Katrina Kosec is also an adjunct professor at Johns Hopkins University. Her research focuses on the linkages between governance, public investment, gender, and economic shocks. One strand of work investigates the impacts of institutions and governance on poverty, citizen attitudes, aspirations, and trust in government. A second considers the drivers of women’s empowerment and political influence, and the gendered impacts of policies and economic shocks. Katrina has published articles in journals including the American Political Science Review, World Politics, Nature Climate Change, the Journal of Public Economics, the Journal of Development Economics, the Journal of Health Economics, and World Development. Her work has been featured in the Economist, the New York Times, the Washington Post, Foreign Affairs, and NPR. She holds a Ph.D. in Political Economics from Stanford University, where she was a National Science Foundation Graduate Research Fellow in Economics.

Celeste Marin

Adjunct Professor of Health, Dornsife School of Public Health, Drexel Univ.

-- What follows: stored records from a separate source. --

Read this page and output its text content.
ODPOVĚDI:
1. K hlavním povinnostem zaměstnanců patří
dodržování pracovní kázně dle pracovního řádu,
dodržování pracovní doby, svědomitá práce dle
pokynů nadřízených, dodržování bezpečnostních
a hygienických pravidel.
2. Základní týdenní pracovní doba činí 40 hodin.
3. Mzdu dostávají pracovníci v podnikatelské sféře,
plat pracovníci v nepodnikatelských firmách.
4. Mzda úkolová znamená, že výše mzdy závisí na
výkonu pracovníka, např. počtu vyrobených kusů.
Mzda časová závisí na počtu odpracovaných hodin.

Celeste Marin’s current research focuses on gender disparities in time use and mobility, and sexual and gender-based violence. She has over a decade of applied research experience, working with Tulane University and a range of international organizations on reproductive health, maternal, adolescent and child health, gender, nutrition and infectious disease programs in Africa, Asia, Europe and Latin America. She has a PhD in demography from Princeton University’s Office of Population Research and an MPH from Tulane University.